Contribution of genes and non-coding RNAs

Obesity is a major health issue associated with various metabolic diseases such as insulin resistance and Type 2 Diabetes (T2D). Current therapies for insulin resistance and Type 2 Diabetes (T2D) include weight management and pharmacological treatment aiming to regulate blood glucose. These treatments failed to stop the rapidly rising prevalence of T2D over the past decades, highlighting a need to better characterize this disease to develop new therapies.

In the past decades, it has been well described that the fat tissue contains immune cells such as macrophages which play a role in the development of insulin resistance and T2D in obesity. Altough the liver contains one of the biggest population of macrophage in the body, denoted Kupffer cells (KCs), their direct contribution to insulin resistance and T2D remains unclear.

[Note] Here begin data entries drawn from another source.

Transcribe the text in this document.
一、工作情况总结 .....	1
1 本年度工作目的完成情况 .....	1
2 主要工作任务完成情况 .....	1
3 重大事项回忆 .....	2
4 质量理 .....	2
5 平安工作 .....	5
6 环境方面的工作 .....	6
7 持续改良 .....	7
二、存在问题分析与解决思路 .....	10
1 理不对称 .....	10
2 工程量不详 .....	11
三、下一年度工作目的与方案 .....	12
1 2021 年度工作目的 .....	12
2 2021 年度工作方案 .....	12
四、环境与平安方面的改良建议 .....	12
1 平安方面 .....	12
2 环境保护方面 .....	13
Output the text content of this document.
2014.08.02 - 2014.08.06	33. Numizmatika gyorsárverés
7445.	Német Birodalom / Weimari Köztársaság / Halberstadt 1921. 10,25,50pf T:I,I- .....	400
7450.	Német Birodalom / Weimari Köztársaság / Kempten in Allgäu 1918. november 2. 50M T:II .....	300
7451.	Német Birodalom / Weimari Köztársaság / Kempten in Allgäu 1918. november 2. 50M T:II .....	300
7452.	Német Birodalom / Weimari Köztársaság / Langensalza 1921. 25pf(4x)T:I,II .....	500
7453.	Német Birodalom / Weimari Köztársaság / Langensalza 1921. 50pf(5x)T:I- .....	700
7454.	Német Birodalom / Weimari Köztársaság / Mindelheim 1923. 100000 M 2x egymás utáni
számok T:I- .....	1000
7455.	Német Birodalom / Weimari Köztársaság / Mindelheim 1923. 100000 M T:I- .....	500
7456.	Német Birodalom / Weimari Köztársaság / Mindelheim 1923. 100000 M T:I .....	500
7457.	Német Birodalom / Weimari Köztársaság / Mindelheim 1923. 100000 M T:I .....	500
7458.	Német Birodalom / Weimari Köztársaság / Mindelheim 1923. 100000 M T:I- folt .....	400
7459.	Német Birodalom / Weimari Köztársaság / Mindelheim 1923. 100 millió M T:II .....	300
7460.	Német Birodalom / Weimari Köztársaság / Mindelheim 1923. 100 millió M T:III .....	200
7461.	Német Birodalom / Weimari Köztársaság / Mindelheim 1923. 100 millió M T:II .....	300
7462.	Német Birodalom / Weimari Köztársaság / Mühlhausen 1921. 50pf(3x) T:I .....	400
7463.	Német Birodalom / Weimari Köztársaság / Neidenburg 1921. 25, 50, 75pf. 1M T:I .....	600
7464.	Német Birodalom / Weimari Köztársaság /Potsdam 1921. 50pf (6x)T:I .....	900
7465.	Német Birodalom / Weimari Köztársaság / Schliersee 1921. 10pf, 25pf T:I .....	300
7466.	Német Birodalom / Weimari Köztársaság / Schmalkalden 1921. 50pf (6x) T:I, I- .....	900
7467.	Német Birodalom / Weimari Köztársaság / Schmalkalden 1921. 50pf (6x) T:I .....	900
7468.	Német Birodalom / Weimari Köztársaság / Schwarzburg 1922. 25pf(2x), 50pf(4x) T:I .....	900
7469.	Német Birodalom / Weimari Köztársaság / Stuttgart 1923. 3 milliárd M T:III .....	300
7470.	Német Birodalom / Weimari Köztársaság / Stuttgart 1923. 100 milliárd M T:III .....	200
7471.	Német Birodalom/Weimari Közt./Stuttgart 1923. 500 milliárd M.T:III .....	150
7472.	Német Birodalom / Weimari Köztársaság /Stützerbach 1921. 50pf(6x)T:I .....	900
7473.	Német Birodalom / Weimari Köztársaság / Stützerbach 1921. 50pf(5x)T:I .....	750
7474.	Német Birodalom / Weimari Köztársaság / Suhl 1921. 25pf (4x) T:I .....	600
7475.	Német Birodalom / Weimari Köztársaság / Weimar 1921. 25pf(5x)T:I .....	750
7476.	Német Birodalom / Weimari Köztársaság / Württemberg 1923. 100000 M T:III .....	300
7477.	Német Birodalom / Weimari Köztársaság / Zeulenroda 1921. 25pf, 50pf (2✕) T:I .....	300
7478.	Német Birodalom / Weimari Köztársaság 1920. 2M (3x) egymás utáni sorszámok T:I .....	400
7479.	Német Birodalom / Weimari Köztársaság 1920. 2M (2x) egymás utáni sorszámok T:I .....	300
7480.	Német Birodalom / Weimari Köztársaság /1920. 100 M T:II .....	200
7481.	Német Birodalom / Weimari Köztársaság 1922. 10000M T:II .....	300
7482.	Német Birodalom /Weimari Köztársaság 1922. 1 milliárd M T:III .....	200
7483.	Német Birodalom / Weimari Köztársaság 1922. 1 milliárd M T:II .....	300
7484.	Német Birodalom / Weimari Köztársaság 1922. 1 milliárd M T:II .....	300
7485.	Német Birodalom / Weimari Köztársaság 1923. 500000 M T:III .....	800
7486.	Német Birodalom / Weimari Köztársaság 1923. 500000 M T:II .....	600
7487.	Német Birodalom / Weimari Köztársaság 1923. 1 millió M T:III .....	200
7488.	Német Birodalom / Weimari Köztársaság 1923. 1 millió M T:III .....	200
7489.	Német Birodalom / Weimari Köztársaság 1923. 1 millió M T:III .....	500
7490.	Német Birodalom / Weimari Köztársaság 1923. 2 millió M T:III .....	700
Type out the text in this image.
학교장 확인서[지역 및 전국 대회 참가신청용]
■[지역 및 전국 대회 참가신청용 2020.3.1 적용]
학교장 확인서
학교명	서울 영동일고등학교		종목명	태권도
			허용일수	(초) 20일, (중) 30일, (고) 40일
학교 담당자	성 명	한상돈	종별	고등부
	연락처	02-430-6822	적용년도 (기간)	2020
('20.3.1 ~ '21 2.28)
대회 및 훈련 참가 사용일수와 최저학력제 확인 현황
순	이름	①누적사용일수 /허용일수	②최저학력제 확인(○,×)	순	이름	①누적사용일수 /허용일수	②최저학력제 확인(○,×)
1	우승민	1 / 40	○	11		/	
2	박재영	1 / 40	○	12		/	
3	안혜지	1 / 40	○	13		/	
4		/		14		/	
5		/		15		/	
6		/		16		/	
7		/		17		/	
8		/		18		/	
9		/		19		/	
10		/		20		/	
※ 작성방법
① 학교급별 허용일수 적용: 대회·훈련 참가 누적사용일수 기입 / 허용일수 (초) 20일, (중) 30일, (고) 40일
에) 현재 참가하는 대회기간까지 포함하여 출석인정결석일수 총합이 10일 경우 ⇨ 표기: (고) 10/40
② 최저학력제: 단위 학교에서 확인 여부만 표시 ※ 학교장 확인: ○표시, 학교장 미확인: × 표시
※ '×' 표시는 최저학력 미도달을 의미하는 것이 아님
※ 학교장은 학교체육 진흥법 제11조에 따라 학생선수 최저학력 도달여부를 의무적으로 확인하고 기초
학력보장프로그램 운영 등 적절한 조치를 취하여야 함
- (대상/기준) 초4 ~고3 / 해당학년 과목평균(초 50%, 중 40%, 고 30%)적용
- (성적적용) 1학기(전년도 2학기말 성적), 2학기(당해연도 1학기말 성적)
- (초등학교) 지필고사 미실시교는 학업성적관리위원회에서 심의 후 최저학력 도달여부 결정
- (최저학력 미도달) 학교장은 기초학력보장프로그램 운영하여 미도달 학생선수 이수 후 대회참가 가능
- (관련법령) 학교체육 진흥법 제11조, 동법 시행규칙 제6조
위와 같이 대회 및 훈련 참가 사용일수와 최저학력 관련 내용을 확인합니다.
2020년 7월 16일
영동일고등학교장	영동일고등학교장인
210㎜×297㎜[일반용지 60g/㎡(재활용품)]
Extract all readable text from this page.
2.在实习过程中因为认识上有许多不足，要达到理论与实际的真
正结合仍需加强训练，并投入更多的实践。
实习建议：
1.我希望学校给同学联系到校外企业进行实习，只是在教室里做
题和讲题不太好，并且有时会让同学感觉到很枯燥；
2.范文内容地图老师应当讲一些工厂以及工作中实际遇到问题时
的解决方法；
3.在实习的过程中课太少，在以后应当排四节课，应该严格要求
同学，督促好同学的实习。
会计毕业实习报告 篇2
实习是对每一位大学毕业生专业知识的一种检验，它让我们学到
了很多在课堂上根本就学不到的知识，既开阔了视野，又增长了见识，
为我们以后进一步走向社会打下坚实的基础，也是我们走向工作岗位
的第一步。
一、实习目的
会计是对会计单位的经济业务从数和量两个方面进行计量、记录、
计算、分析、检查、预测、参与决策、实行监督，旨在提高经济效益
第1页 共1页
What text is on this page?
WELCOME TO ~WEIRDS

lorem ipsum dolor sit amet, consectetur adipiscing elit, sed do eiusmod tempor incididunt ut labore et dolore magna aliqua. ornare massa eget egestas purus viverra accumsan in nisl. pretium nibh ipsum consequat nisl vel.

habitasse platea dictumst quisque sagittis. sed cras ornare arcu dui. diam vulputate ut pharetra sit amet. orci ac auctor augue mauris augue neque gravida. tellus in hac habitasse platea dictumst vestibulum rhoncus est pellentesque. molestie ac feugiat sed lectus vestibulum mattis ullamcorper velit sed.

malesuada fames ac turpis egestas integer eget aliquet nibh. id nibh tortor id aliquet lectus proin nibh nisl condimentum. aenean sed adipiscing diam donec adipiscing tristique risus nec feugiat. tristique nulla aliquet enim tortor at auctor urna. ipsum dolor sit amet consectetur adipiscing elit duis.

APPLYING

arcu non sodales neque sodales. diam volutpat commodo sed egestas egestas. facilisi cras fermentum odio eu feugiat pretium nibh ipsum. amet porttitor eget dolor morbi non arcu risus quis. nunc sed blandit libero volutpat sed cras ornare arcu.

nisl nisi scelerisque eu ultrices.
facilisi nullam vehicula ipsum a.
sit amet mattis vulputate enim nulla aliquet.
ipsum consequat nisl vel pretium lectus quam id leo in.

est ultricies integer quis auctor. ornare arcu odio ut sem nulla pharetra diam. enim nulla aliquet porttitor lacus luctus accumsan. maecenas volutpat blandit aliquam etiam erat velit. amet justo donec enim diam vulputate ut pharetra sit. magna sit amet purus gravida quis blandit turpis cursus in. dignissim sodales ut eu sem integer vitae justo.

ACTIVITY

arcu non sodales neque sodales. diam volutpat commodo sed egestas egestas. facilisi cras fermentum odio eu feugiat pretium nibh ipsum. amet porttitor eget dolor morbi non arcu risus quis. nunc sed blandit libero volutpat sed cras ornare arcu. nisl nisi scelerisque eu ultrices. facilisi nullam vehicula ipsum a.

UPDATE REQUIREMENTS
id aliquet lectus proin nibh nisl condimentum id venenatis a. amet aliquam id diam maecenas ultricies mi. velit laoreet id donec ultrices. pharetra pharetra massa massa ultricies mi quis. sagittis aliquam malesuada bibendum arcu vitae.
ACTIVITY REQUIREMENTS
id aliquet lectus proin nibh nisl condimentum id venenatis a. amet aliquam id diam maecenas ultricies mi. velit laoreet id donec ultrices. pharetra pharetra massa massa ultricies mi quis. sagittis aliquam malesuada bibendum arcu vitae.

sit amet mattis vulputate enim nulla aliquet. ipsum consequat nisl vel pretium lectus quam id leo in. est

By using next generation sequencing technologies, we intent to study the changes that occur inside KCs during obesity. These technologies allow to detect changes in the expression of genes coding for proteins and also changes in the expression of small non-coding RNA molecules such as micro-RNA (miRNA) that do not encode for proteins but regulates the expression of proteins. This project aims to identify the genes and the non-coding RNAs which are dysregulated in obese KCs and which could play a role in the development of insulin resistance and T2D. The dysregulation of these transcripts will be also validated in KCs from obese and diabetic patients. In this project we specifically aim to block these targets in the KCs of obese animals and test whether it rescues insulin resistance. This project will provide more knowledge and understanding of the initiation and development of insulin resistance and T2D, and could lead to the discovery of new potential therapeutic targets for treatment of these metabolic diseases.